Tapi kalau kita mau bercermin dan mengakui, ternyata tidak seperti itu lazimnya yang terjadi. Dengan semakin banyak sarjana dari perguruan tinggi mentereng dalam maupun luar negeri, dari eropa sampai timur tengah dengan membawa titel-titel dan gelar yang menumpuk pada satu pribadi, tapi semakin tertutup dan tertimbun hikmah-hikmah di bumi ini , demikian halnya dengan kebijaksanaan-kebijaksanaan, dan ketaqwaan-ketaqwaan. Malah semakin tinggi ilmunya semakin berani dan semakin lihai seorang manusia untuk mengotak-atik ayat-ayat, hadits-hadits dan hukum-hukum Allah.

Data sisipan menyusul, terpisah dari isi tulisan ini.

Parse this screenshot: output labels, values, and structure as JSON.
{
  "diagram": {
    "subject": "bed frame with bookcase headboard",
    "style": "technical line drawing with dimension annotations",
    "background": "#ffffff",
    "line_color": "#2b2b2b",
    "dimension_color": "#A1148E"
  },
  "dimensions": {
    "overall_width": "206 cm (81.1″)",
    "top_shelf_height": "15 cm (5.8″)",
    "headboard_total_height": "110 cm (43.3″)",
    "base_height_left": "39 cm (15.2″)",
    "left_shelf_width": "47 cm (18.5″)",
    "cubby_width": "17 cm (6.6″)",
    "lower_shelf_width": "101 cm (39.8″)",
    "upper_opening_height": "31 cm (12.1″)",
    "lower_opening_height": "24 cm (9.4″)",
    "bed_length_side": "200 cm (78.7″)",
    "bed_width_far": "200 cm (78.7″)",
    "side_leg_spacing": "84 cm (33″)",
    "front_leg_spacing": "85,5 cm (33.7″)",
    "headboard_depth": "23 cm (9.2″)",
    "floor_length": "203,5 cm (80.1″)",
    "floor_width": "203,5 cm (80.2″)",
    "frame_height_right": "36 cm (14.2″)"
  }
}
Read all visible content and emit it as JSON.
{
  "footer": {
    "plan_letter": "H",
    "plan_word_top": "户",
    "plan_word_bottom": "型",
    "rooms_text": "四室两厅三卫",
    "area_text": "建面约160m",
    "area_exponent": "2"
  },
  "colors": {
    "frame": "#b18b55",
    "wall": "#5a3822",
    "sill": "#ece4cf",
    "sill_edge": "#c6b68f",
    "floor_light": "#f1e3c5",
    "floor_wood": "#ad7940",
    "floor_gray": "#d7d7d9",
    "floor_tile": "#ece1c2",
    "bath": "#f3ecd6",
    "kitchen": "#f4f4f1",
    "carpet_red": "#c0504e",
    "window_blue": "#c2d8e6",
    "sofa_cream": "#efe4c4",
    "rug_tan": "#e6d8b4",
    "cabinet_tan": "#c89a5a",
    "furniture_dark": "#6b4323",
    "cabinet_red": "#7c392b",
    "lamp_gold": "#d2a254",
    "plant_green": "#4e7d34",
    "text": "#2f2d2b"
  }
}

Bahkan ada yang karena kepintaran dan banyaknya literatur yang ia baca, dia justru ragu dengan keotentikan Alquran.
Bukankah semakin lama pelajar indonesia yang berhasil mengenyam pendidikan di luar negeri khususnya yang mendalami ilmu agama dan segala yang berafiliasi padanya semakin lama semakin banyak ? Mungkin zamannya Kyai Hasyim Asy’ari hanya beberapa gelintir saja yang ditakdirkan kesana. Tapi justru kita tahu betul bagaimana ilmu, aqidah dan ketaqwaan yang dibawa para ulama era itu mampu mewarnai dan membawa masyarakat di tanah air kepada aqidah dan ketaqwaan yang benar. Bahkan hikmah-hikmah yang mereka bawa sampai saat ini masih bisa kita rasakan. Bukankah seharusnya era sekarang ditengah semakin banyaknya pelajar indonesia yang berkesempatan, bangsa Indonesia lebih alim dan bijak, bukannya tambah bingung dengan berbagai macam aqidah dan model yang dibawa?
Lantas apakah gerangan yang terjadi? Apakah memang inilah tanda-tanda akhir zaman sebagaimana yang disebutkan hadits tadi?.........
Kalau toh memang seperti itu adanya mudah-mudahan kita senantiasa dengan hadits tadi, menjadi orang yang mampu bercermin dan terus mengoreksi ilmu dan ketaqwaan kita ini!! Sehingga kita mampu menjaga ilmu-ilmu yang benar dan terus menyaring semua polutan yang ada didalamnya……. Dan akhirnya kita termasuk orang-orang yang mendapatkan hikmah serta keridhoan dariNya, Wallahu a’lam.